There's a transient nature to Rademacher songs that's only mildly hard to place. It's not deceptive, but it's puzzling in that it suggests less attachment than one might expect to be there, in characters who have been around for some time. Everywhere you turn in one of lead singer Malcolm Sosa's works is another drowsy dream sequence that's a reflection of life getting paused. It's a result of a reaction to what's happened thus far, how things are going and what the forecast is like for the next few years, for the next decade and if there's anything good in the mix on on-deck at all. One of these involves someone who's really wondering hard if there was any way to get back to some of those younger days, when his or her problems were solved before they ever really occurred. It's an illusion of being able to screw themselves back into simpler days, when they didn't pay the grocery bill and the fuel in the gas tank of the car that they drove never dwindled to the bottom.
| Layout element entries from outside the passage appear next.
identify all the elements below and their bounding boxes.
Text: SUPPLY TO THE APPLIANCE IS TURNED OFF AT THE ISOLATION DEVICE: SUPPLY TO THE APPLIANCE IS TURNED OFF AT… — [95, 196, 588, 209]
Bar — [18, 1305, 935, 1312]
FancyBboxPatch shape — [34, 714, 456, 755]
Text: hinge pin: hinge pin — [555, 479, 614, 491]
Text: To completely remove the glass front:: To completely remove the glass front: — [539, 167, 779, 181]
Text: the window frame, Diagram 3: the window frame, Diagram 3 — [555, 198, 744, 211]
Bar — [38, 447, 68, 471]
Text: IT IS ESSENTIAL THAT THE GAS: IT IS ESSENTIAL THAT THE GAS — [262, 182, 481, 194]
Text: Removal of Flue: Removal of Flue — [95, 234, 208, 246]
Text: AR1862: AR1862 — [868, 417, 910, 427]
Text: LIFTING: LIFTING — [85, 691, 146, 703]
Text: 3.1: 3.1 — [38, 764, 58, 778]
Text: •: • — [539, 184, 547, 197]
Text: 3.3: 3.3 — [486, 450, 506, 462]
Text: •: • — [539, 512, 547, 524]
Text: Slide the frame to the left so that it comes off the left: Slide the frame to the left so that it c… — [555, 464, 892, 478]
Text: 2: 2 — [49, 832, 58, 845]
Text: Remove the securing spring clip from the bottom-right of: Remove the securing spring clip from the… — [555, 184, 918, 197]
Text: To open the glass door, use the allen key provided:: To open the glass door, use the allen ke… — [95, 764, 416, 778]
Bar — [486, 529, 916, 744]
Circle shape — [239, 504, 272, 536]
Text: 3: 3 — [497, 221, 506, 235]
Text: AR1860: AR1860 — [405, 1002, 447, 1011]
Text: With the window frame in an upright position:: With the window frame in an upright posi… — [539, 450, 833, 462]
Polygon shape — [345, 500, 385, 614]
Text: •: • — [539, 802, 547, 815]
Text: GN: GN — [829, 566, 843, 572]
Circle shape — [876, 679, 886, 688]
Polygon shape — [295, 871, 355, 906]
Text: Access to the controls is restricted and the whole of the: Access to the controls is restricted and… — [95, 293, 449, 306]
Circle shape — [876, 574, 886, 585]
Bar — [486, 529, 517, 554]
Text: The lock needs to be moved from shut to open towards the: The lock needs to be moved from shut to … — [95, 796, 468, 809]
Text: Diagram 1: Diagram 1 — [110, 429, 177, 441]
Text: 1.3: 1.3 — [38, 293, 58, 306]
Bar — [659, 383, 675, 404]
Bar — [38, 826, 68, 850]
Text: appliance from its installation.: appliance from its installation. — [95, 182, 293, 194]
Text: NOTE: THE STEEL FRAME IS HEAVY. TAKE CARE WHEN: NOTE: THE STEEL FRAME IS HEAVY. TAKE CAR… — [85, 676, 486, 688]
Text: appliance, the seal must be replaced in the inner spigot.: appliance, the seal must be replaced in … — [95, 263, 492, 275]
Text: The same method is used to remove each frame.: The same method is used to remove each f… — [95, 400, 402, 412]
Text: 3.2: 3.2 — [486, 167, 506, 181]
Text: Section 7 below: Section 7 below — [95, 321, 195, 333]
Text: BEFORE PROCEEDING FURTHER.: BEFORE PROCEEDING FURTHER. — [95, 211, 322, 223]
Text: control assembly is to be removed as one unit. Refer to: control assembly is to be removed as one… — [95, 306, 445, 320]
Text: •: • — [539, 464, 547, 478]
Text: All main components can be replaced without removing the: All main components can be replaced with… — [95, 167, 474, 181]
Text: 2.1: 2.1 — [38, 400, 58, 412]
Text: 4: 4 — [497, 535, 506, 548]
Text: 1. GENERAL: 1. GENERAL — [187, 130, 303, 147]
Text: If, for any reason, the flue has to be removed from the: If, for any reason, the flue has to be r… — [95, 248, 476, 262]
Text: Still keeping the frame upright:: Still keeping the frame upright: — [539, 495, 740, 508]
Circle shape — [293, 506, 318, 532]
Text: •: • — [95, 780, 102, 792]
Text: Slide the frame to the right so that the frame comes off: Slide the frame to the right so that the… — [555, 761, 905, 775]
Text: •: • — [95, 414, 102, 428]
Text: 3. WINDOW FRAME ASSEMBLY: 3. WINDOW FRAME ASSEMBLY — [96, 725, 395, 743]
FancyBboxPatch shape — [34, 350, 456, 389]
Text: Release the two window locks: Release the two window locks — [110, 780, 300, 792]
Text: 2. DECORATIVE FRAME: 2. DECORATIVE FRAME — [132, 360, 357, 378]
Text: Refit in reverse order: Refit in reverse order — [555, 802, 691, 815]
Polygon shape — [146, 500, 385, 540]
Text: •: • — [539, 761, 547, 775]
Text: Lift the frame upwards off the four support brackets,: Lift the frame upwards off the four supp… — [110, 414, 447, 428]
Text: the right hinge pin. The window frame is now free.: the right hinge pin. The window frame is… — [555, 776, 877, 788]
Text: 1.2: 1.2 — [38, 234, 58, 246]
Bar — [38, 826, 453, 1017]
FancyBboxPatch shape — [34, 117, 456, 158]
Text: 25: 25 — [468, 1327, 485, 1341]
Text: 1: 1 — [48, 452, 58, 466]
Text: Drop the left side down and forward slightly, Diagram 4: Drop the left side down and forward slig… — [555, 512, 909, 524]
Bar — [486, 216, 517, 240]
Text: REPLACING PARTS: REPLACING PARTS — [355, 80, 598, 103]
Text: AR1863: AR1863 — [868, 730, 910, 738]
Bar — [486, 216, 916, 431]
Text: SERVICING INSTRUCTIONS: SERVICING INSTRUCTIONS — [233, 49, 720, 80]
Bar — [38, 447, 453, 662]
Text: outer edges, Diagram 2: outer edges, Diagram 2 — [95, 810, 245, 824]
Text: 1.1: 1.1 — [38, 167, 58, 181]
They have a dream, where they wake up in their old room, in their old bed, with a closet full of all the old clothes that they left behind but no longer seem to fit them and with a clothes dresser filled with the "same notes that you left in your top dresser drawer." It's as if this person's is just looking for that blankie that they used to tote around - throwing a fat lip out until someone places that ragged old plush bear back in the only other free hand and then they start getting their back scratched and their hair petted. It's not a pouty song, but one that comes from a place that's been the site of too much heartache, already, and those times of blissfulness don't seem like they were all that long ago. Instead of those times, this person's now dealing with a complete overhaul of a life, like the one that happens in "I've Rearranged Everything," where love's taken a horrible turn for the worse and our protagonist has been forced into the unenviable position of having to throw a former lover's belongings out onto the lawn because they just can't deal with the life as they're living it any longer. It's not that they've stopped loving each other, it's just that they don't work together and they just can't, for the life of themselves, understand how such a situation could exist. But there it fucking is, right there. It's evidenced by those shoes on the grass.
Sosa writes characters who seem a little luckless, even characters who seem like they can't even be helped, when he sings, "Your lucky cigarette fucked me up/I lit it the wrong way/I smoked the filter by mistake cause I was drunk/And dumb/It's cool/I'm through for the night." Maybe they should all just cash it in for the night and give it another go in the morning.